Unlike the Coop, Gotham Greens does not operate based on a worker-owner cooperative nonprofit model. It was founded as a public benefit corporation (PBC), “a for-profit company legally committed to creating a positive impact on society and the environment, alongside shareholder profits, by balancing stakeholder interests (shareholders, community, environment) and reporting on its social mission.” Genshaft said.

However, its recent collaboration with Sesame Workshop—which brought beloved characters like Elmo and Oscar the Grouch to its leafy green packets—was perhaps a triumph of both people and profit: bringing genuine enthusiasm to salad-shy young kids (this reporter’s toddler included) and the associated benefits of healthier diets. Genshaft reported that Gotham Greens “saw this partnership drive sales, brand awareness and education about ways to enjoy fresh fruits and vegetables at every age.”

A more complicated environmental story?

The “planet” perspective initially seems straightforward. Aside from the clear reduction in transportation emissions from such local produce, Genshaft and Gotham Greens’ promotional materials highlight what they say are the benefits of the company’s urban hydroponic approaches:

  • They use “up to 90 percent less water than traditional open-field farms” due to the contained hydroponics method and the filtering and recycling of water.
  • They use “up to 97 percent less land than traditional farming.”
  • They use natural pest control in their greenhouse environments instead of chemical pesticides.
  • The facilities are energy-efficient and some of their energy supply is from renewable solar and wind electricity generation.

By continuing to use existing buildings and extending their life, Gotham Greens avoids demolition and construction of replacement structures, reducing carbon emissions and extending the utility of the resources and carbon emissions that went into the initial construction.

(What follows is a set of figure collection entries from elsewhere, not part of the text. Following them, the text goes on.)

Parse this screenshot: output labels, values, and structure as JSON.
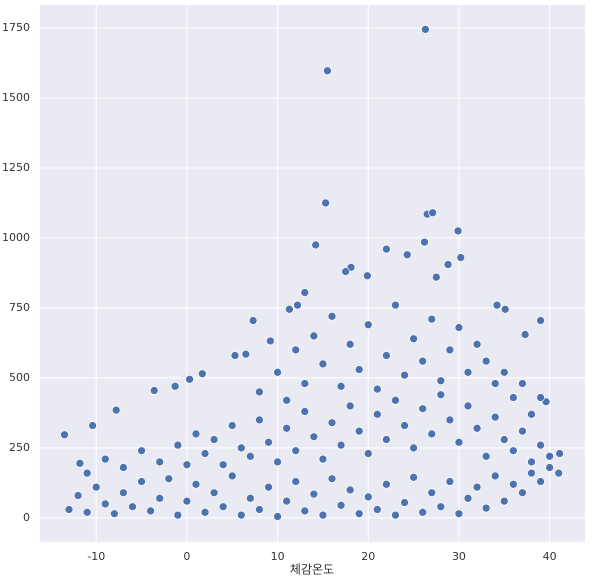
{
  "chart_data": {
    "type": "scatter",
    "x_label": "체감온도",
    "color": "#4c72b0",
    "grid": true,
    "xlim": [
      -16.2,
      43.9
    ],
    "ylim": [
      -86,
      1832
    ],
    "xticks": [
      -10,
      0,
      10,
      20,
      30,
      40
    ],
    "yticks": [
      0,
      250,
      500,
      750,
      1000,
      1250,
      1500,
      1750
    ],
    "x": [
      26.3,
      15.5,
      15.3,
      26.5,
      27.1,
      29.9,
      14.2,
      26.2,
      24.3,
      22.0,
      30.2,
      18.1,
      17.5,
      19.9,
      27.5,
      28.8,
      12.2,
      11.3,
      34.2,
      39.0,
      35.1,
      -13.5,
      -11.8,
      -10.4,
      -7.8,
      -3.6,
      -1.3,
      0.3,
      1.7,
      5.3,
      6.5,
      7.3,
      9.2,
      13.0,
      37.3,
      39.6,
      41.1,
      -13,
      -12,
      -11,
      -10,
      -9,
      -8,
      -7,
      -6,
      -5,
      -4,
      -3,
      -2,
      -1,
      0,
      1,
      2,
      3,
      4,
      5,
      6,
      7,
      8,
      9,
      10,
      11,
      12,
      13,
      14,
      15,
      16,
      17,
      18,
      19,
      20,
      21,
      22,
      23,
      24,
      25,
      26,
      27,
      28,
      29,
      30,
      31,
      32,
      33,
      34,
      35,
      36,
      37,
      38,
      39,
      40,
      41,
      -11,
      -9,
      -7,
      -5,
      -3,
      -1,
      0,
      1,
      2,
      3,
      4,
      5,
      6,
      7,
      8,
      9,
      10,
      11,
      12,
      13,
      14,
      15,
      16,
      17,
      18,
      19,
      20,
      21,
      22,
      23,
      24,
      25,
      26,
      27,
      28,
      29,
      30,
      31,
      32,
      33,
      34,
      35,
      36,
      37,
      38,
      39,
      40,
      8,
      10,
      11,
      12,
      13,
      14,
      15,
      16,
      17,
      18,
      19,
      20,
      21,
      22,
      23,
      24,
      25,
      26,
      27,
      28,
      29,
      30,
      31,
      32,
      33,
      34,
      35,
      36,
      37,
      38,
      39
    ],
    "y": [
      1745,
      1597,
      1125,
      1085,
      1090,
      1025,
      975,
      985,
      940,
      960,
      930,
      895,
      880,
      865,
      860,
      905,
      760,
      745,
      760,
      705,
      745,
      297,
      195,
      330,
      385,
      455,
      470,
      495,
      515,
      580,
      585,
      705,
      632,
      805,
      655,
      415,
      230,
      30,
      80,
      20,
      110,
      50,
      15,
      90,
      40,
      130,
      25,
      70,
      140,
      10,
      60,
      120,
      20,
      90,
      40,
      150,
      10,
      70,
      30,
      110,
      5,
      60,
      130,
      25,
      85,
      10,
      140,
      45,
      100,
      15,
      75,
      30,
      120,
      10,
      55,
      145,
      20,
      90,
      40,
      130,
      15,
      70,
      110,
      35,
      150,
      60,
      120,
      90,
      160,
      130,
      180,
      160,
      160,
      210,
      180,
      240,
      200,
      260,
      190,
      300,
      230,
      280,
      190,
      330,
      250,
      220,
      350,
      270,
      200,
      320,
      240,
      380,
      290,
      210,
      340,
      260,
      400,
      310,
      230,
      370,
      280,
      420,
      330,
      250,
      390,
      300,
      440,
      350,
      270,
      400,
      320,
      220,
      360,
      280,
      240,
      310,
      200,
      260,
      220,
      450,
      520,
      420,
      600,
      480,
      650,
      550,
      720,
      470,
      620,
      530,
      690,
      460,
      580,
      760,
      510,
      640,
      560,
      710,
      490,
      600,
      680,
      520,
      620,
      560,
      480,
      520,
      430,
      480,
      370,
      430
    ]
  }
}
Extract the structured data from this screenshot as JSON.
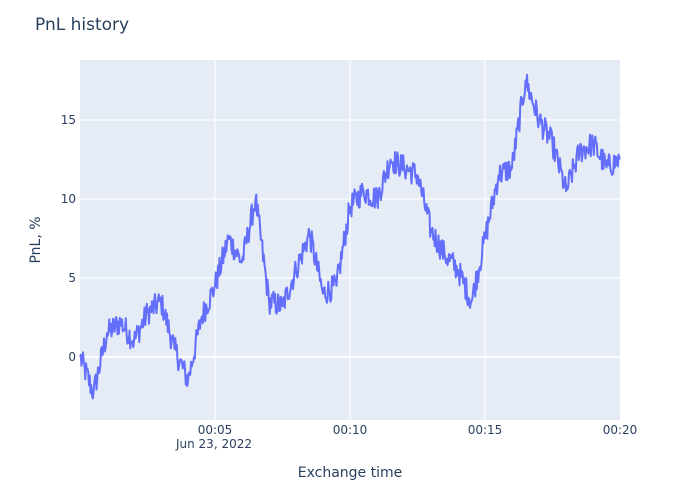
{
  "chart_data": {
    "type": "line",
    "title": "PnL history",
    "xlabel": "Exchange time",
    "ylabel": "PnL, %",
    "x_tick_labels": [
      "00:05",
      "00:10",
      "00:15",
      "00:20"
    ],
    "x_date_label": "Jun 23, 2022",
    "x_range": [
      "2022-06-23 00:00",
      "2022-06-23 00:20"
    ],
    "y_ticks": [
      0,
      5,
      10,
      15
    ],
    "ylim": [
      -4,
      18.8
    ],
    "grid": true,
    "colors": {
      "line": "#636efa",
      "plot_bg": "#e5ecf6",
      "grid": "#ffffff",
      "text": "#2a3f5f"
    },
    "series": [
      {
        "x": [
          "00:00",
          "00:00:30",
          "00:01",
          "00:01:30",
          "00:02",
          "00:02:30",
          "00:03",
          "00:03:30",
          "00:04",
          "00:04:30",
          "00:05",
          "00:05:30",
          "00:06",
          "00:06:30",
          "00:07",
          "00:07:30",
          "00:08",
          "00:08:30",
          "00:09",
          "00:09:30",
          "00:10",
          "00:10:30",
          "00:11",
          "00:11:30",
          "00:12",
          "00:12:30",
          "00:13",
          "00:13:30",
          "00:14",
          "00:14:30",
          "00:15",
          "00:15:30",
          "00:16",
          "00:16:30",
          "00:17",
          "00:17:30",
          "00:18",
          "00:18:30",
          "00:19",
          "00:19:30",
          "00:20"
        ],
        "y": [
          0,
          -2.3,
          1.5,
          2.2,
          1.0,
          2.8,
          3.5,
          0.5,
          -1.5,
          2.5,
          4.5,
          7.5,
          6.0,
          10.0,
          3.5,
          3.2,
          5.5,
          7.8,
          4.0,
          4.5,
          9.5,
          10.5,
          10.0,
          12.5,
          12.0,
          11.5,
          8.0,
          6.5,
          5.5,
          3.5,
          7.5,
          11.5,
          12.0,
          17.5,
          15.0,
          13.5,
          10.5,
          13.0,
          13.5,
          12.0,
          12.5
        ]
      }
    ]
  }
}
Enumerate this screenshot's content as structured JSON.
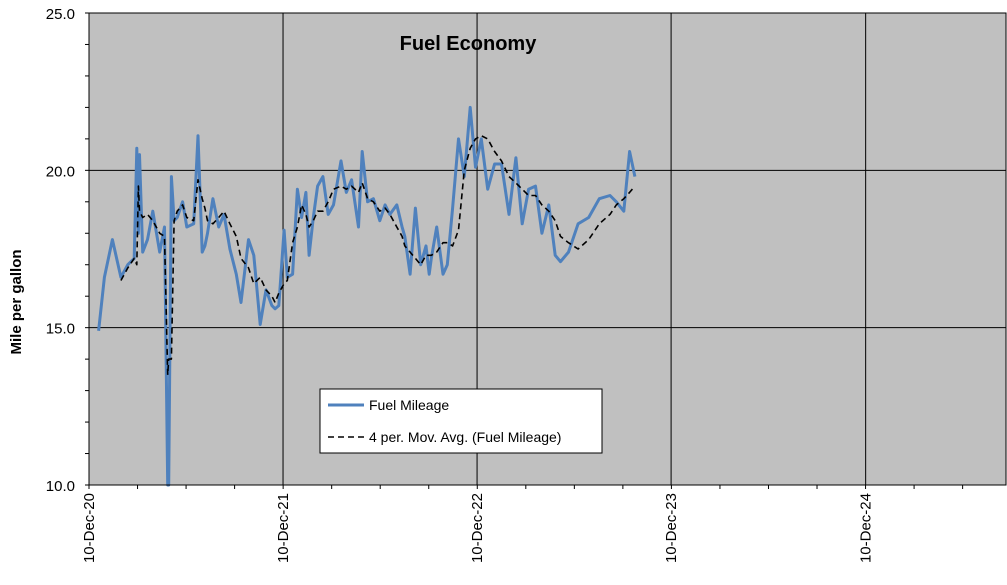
{
  "chart_data": {
    "type": "line",
    "title": "Fuel Economy",
    "ylabel": "Mile per gallon",
    "xlabel": "",
    "ylim": [
      10,
      25
    ],
    "yticks": [
      "10.0",
      "15.0",
      "20.0",
      "25.0"
    ],
    "ytick_values": [
      10,
      15,
      20,
      25
    ],
    "xlim_days": [
      0,
      1725
    ],
    "xtick_days": [
      0,
      365,
      730,
      1095,
      1461
    ],
    "xticks": [
      "10-Dec-20",
      "10-Dec-21",
      "10-Dec-22",
      "10-Dec-23",
      "10-Dec-24"
    ],
    "grid": "major",
    "legend_position": "lower-center",
    "colors": {
      "plot_bg": "#c0c0c0",
      "series1": "#4f81bd",
      "series2": "#000000",
      "grid": "#000000"
    },
    "series": [
      {
        "name": "Fuel Mileage",
        "style": "solid",
        "x": [
          18,
          29,
          44,
          60,
          73,
          85,
          90,
          93,
          95,
          101,
          110,
          120,
          133,
          142,
          148,
          150,
          155,
          160,
          166,
          176,
          184,
          197,
          205,
          213,
          218,
          223,
          233,
          244,
          254,
          265,
          277,
          286,
          300,
          310,
          322,
          333,
          344,
          350,
          357,
          367,
          373,
          383,
          392,
          400,
          408,
          414,
          422,
          430,
          440,
          450,
          460,
          474,
          484,
          494,
          507,
          514,
          524,
          535,
          547,
          557,
          566,
          579,
          589,
          594,
          604,
          614,
          624,
          634,
          640,
          644,
          654,
          666,
          674,
          684,
          695,
          706,
          717,
          727,
          738,
          750,
          763,
          776,
          790,
          803,
          815,
          827,
          840,
          852,
          865,
          877,
          887,
          902,
          920,
          940,
          960,
          980,
          992,
          1006,
          1017,
          1027
        ],
        "values": [
          14.9,
          16.6,
          17.8,
          16.6,
          17.0,
          17.2,
          20.7,
          18.0,
          20.5,
          17.4,
          17.8,
          18.7,
          17.4,
          18.2,
          10.0,
          10.0,
          19.8,
          18.4,
          18.5,
          19.0,
          18.2,
          18.3,
          21.1,
          17.4,
          17.6,
          18.0,
          19.1,
          18.2,
          18.6,
          17.5,
          16.7,
          15.8,
          17.8,
          17.3,
          15.1,
          16.2,
          15.7,
          15.6,
          15.7,
          18.1,
          16.6,
          16.7,
          19.4,
          18.5,
          19.3,
          17.3,
          18.5,
          19.5,
          19.8,
          18.6,
          18.9,
          20.3,
          19.3,
          19.7,
          18.2,
          20.6,
          19.0,
          19.1,
          18.4,
          18.9,
          18.6,
          18.9,
          18.2,
          17.9,
          16.7,
          18.8,
          17.0,
          17.6,
          16.7,
          17.2,
          18.2,
          16.7,
          17.0,
          18.8,
          21.0,
          19.8,
          22.0,
          20.1,
          21.0,
          19.4,
          20.2,
          20.2,
          18.6,
          20.4,
          18.3,
          19.4,
          19.5,
          18.0,
          18.9,
          17.3,
          17.1,
          17.4,
          18.3,
          18.5,
          19.1,
          19.2,
          19.0,
          18.7,
          20.6,
          19.8
        ]
      },
      {
        "name": "4 per. Mov. Avg. (Fuel Mileage)",
        "style": "dashed",
        "x": [
          60,
          73,
          85,
          90,
          93,
          95,
          101,
          110,
          120,
          133,
          142,
          148,
          150,
          155,
          160,
          166,
          176,
          184,
          197,
          205,
          213,
          218,
          223,
          233,
          244,
          254,
          265,
          277,
          286,
          300,
          310,
          322,
          333,
          344,
          350,
          357,
          367,
          373,
          383,
          392,
          400,
          408,
          414,
          422,
          430,
          440,
          450,
          460,
          474,
          484,
          494,
          507,
          514,
          524,
          535,
          547,
          557,
          566,
          579,
          589,
          594,
          604,
          614,
          624,
          634,
          640,
          644,
          654,
          666,
          674,
          684,
          695,
          706,
          717,
          727,
          738,
          750,
          763,
          776,
          790,
          803,
          815,
          827,
          840,
          852,
          865,
          877,
          887,
          902,
          920,
          940,
          960,
          980,
          992,
          1006,
          1017,
          1027
        ],
        "values": [
          16.5,
          16.9,
          17.2,
          17.0,
          19.5,
          18.7,
          18.5,
          18.6,
          18.4,
          18.0,
          17.9,
          13.5,
          14.0,
          14.0,
          18.4,
          18.7,
          18.9,
          18.5,
          18.4,
          19.7,
          19.1,
          18.8,
          18.4,
          18.3,
          18.5,
          18.7,
          18.3,
          17.9,
          17.2,
          16.9,
          16.4,
          16.6,
          16.2,
          16.0,
          15.8,
          16.1,
          16.4,
          16.5,
          17.7,
          18.2,
          18.9,
          18.6,
          18.2,
          18.4,
          18.7,
          18.7,
          19.0,
          19.4,
          19.5,
          19.4,
          19.5,
          19.3,
          19.6,
          19.1,
          19.0,
          18.7,
          18.8,
          18.6,
          18.2,
          17.9,
          17.6,
          17.4,
          17.2,
          17.0,
          17.3,
          17.3,
          17.3,
          17.4,
          17.7,
          17.7,
          17.6,
          18.1,
          20.0,
          20.7,
          21.0,
          21.1,
          21.0,
          20.6,
          20.3,
          19.8,
          19.6,
          19.4,
          19.2,
          19.2,
          18.9,
          18.7,
          18.4,
          17.9,
          17.7,
          17.5,
          17.8,
          18.3,
          18.6,
          18.9,
          19.1,
          19.3,
          19.5
        ]
      }
    ]
  },
  "legend": {
    "items": [
      {
        "label": "Fuel Mileage",
        "style": "solid"
      },
      {
        "label": "4 per. Mov. Avg. (Fuel Mileage)",
        "style": "dashed"
      }
    ]
  }
}
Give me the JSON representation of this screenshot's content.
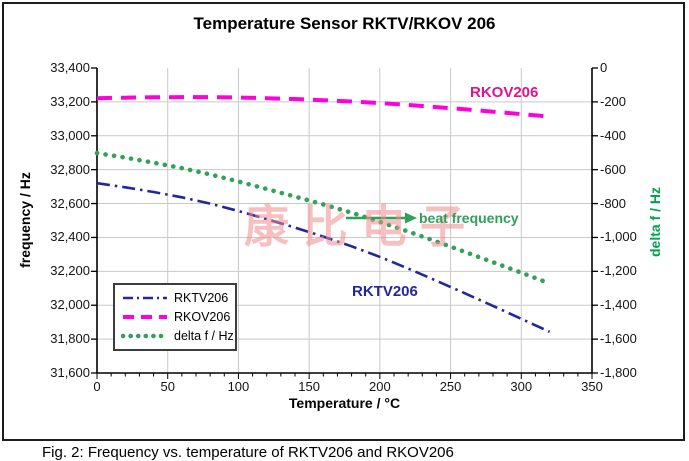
{
  "figure": {
    "caption": "Fig. 2: Frequency vs. temperature of RKTV206 and RKOV206"
  },
  "chart_data": {
    "type": "line",
    "title": "Temperature Sensor RKTV/RKOV 206",
    "xlabel": "Temperature / °C",
    "ylabel_left": "frequency / Hz",
    "ylabel_right": "delta f / Hz",
    "ylabel_right_color": "#00A44F",
    "xlim": [
      0,
      350
    ],
    "ylim_left": [
      31600,
      33400
    ],
    "ylim_right": [
      -1800,
      0
    ],
    "x_major_step": 50,
    "x_minor_step": 10,
    "y_step": 200,
    "grid": true,
    "grid_color": "#C9C9C9",
    "legend_position": "inside-bottom-left",
    "x_ticks": [
      0,
      50,
      100,
      150,
      200,
      250,
      300,
      350
    ],
    "y_ticks_left": [
      33400,
      33200,
      33000,
      32800,
      32600,
      32400,
      32200,
      32000,
      31800,
      31600
    ],
    "y_ticks_right": [
      0,
      -200,
      -400,
      -600,
      -800,
      -1000,
      -1200,
      -1400,
      -1600,
      -1800
    ],
    "x": [
      0,
      20,
      40,
      60,
      80,
      100,
      120,
      140,
      160,
      180,
      200,
      220,
      240,
      260,
      280,
      300,
      320
    ],
    "series": [
      {
        "name": "RKTV206",
        "axis": "left",
        "color": "#23269F",
        "style": "dashdot",
        "values": [
          32720,
          32696,
          32668,
          32637,
          32600,
          32556,
          32508,
          32458,
          32405,
          32348,
          32285,
          32217,
          32145,
          32071,
          31996,
          31920,
          31843
        ]
      },
      {
        "name": "RKOV206",
        "axis": "left",
        "color": "#FF00DC",
        "style": "dashed",
        "values": [
          33222,
          33225,
          33227,
          33228,
          33228,
          33226,
          33222,
          33217,
          33210,
          33202,
          33193,
          33182,
          33169,
          33156,
          33142,
          33128,
          33114
        ]
      },
      {
        "name": "delta f / Hz",
        "axis": "right",
        "color": "#33A05C",
        "style": "dotted",
        "values": [
          -502,
          -529,
          -559,
          -591,
          -628,
          -670,
          -714,
          -759,
          -805,
          -854,
          -908,
          -965,
          -1024,
          -1085,
          -1146,
          -1208,
          -1271
        ]
      }
    ],
    "annotations": [
      {
        "text": "RKOV206",
        "color": "#DD1390"
      },
      {
        "text": "RKTV206",
        "color": "#23269F"
      },
      {
        "text": "beat frequency",
        "color": "#2FA05A",
        "arrow": true
      }
    ],
    "watermark": "康 比 电 子"
  }
}
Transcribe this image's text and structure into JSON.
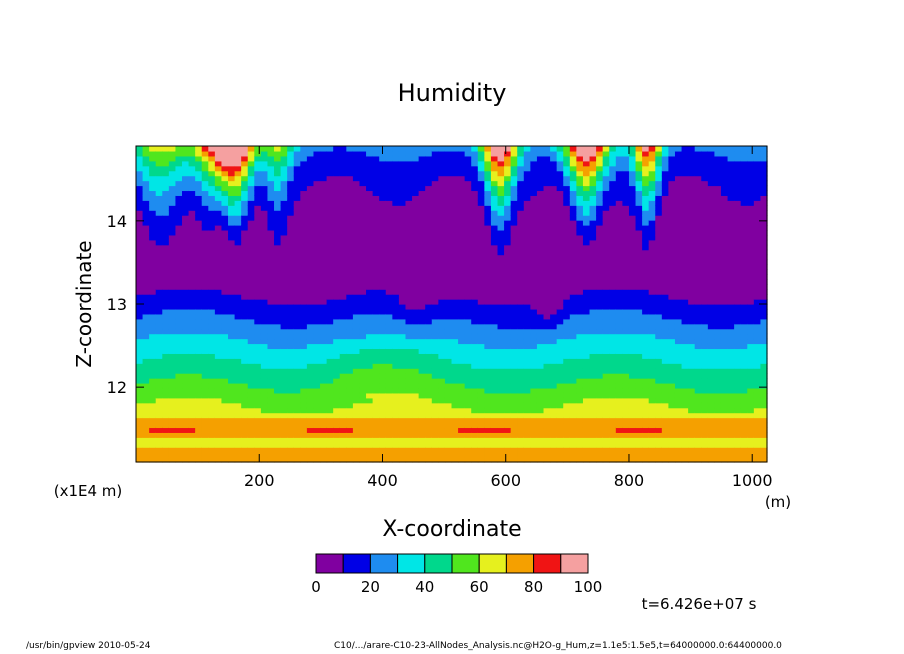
{
  "chart_data": {
    "type": "heatmap",
    "title": "Humidity",
    "xlabel": "X-coordinate",
    "ylabel": "Z-coordinate",
    "x_unit": "(m)",
    "y_unit": "(x1E4 m)",
    "xlim": [
      0,
      1024
    ],
    "ylim": [
      11.1,
      14.9
    ],
    "x_ticks": [
      200,
      400,
      600,
      800,
      1000
    ],
    "y_ticks": [
      12,
      13,
      14
    ],
    "x_tick_labels": [
      "200",
      "400",
      "600",
      "800",
      "1000"
    ],
    "y_tick_labels": [
      "12",
      "13",
      "14"
    ],
    "colorbar": {
      "levels": [
        0,
        10,
        20,
        30,
        40,
        50,
        60,
        70,
        80,
        90,
        100
      ],
      "tick_values": [
        0,
        20,
        40,
        60,
        80,
        100
      ],
      "tick_labels": [
        "0",
        "20",
        "40",
        "60",
        "80",
        "100"
      ],
      "colors": [
        "#8000a0",
        "#0000e6",
        "#1e8cf0",
        "#00e6e6",
        "#00d88c",
        "#50e61e",
        "#e6f01e",
        "#f5a000",
        "#f01414",
        "#f5a0a0"
      ]
    },
    "time_annotation": "t=6.426e+07 s",
    "grid": false,
    "legend": "bottom"
  },
  "footer": {
    "left": "/usr/bin/gpview   2010-05-24",
    "right": "C10/.../arare-C10-23-AllNodes_Analysis.nc@H2O-g_Hum,z=1.1e5:1.5e5,t=64000000.0:64400000.0"
  }
}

Gotham Greens is active in reducing waste in the food supply industry, and its Ugly Greens product—often on sale at the Coop—is an example of action on this topic. These are bags of leaves that are not up to the aesthetic standards shoppers are accustomed to because of pests or excessive light. But aside from cosmetic defects, these greens are good for eating.

It’s worth noting that it is not clear whether the carbon emissions of climate-controlled hydroponic growing are lower than those of traditional farming. 

Climate-controlled greenhouses are energy intensive—how sustainable they are depends on whether the energy source is renewable or fossil. Gotham Greens relies on energy it purchases from the grid. This could mean that the carbon emissions from growing its greens are higher than those grown in a naturally warm and sunny climate.

Still, that does not take away from the many innovations of urban farming reflected in Gotham Green’s operation, which allow us to enjoy salads plucked from over our own heads that very day.